Following the traces of polarization measurements in the BICEP cosmic microwave background radiation (it is now established that this is only a consequence of the dust in the foreground), a statement was made that such a measurement would give us evidence of the quantification of gravity. This is not entirely true. First, this applies only to weak gravitational fields and therefore, not to the fundamental theory of quantum gravity. In addition, you need to be careful about the assumptions made for the sake of argument. Indeed, quantum gravitational fluctuations in the early Universe should have left an imprint on the background radiation, which in theory can be seen. However, it will be much more difficult to prove that quantum gravity is the only way to create observable fluctuations. Such a conclusion would require something like Bell's theorem, proof showing that the classical theory could not do this — and there is no such proof.



Quantum gravity is not such a large area for research as, say, condensed matter physics or cancer research. This is a small community, which nevertheless attracts a lot of public interest. And this is not in vain. Without quantum gravity, we do not know how space and time behave, and we don’t understand how our Universe began. We need a theory of quantum gravity to explain how space works and how it originated.

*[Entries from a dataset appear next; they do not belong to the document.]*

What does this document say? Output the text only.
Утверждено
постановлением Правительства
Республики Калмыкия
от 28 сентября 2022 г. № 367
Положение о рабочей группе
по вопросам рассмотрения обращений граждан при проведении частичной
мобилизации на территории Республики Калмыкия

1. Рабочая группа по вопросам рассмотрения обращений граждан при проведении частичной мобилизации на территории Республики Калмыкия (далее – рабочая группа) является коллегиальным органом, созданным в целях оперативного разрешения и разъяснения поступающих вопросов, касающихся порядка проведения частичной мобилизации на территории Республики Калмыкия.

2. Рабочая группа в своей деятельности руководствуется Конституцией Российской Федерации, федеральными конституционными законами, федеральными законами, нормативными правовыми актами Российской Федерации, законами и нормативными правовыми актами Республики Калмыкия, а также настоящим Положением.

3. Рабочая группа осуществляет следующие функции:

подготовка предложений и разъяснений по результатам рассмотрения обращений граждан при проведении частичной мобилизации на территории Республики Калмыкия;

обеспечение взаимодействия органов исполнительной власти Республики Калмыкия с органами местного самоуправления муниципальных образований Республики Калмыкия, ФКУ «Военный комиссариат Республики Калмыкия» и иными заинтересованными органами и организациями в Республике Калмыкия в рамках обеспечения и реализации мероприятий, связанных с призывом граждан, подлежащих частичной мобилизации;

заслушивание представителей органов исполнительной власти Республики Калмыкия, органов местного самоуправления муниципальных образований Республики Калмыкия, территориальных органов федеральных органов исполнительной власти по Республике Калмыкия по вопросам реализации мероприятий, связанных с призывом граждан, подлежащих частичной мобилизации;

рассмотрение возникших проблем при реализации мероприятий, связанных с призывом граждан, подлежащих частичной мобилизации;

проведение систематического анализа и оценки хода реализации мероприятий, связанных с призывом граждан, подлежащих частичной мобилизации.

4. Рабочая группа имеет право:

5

I also believe that this theory will give us important lessons on quantification, which will be useful to us in practice. If you listen to the adherents of string theory, then this process has already begun, regardless of whether string theory can solve the problem of losing information in a black hole!

The attractiveness of quantum gravity is due to the purity of the problem and the inevitability of mathematical logic, leading to the conclusion that there is no important part of the puzzle. We have to find out whether there will be enough purely mathematical approach to find this part. If not, our conclusions will remain ambiguous, and there will no longer be any guidance.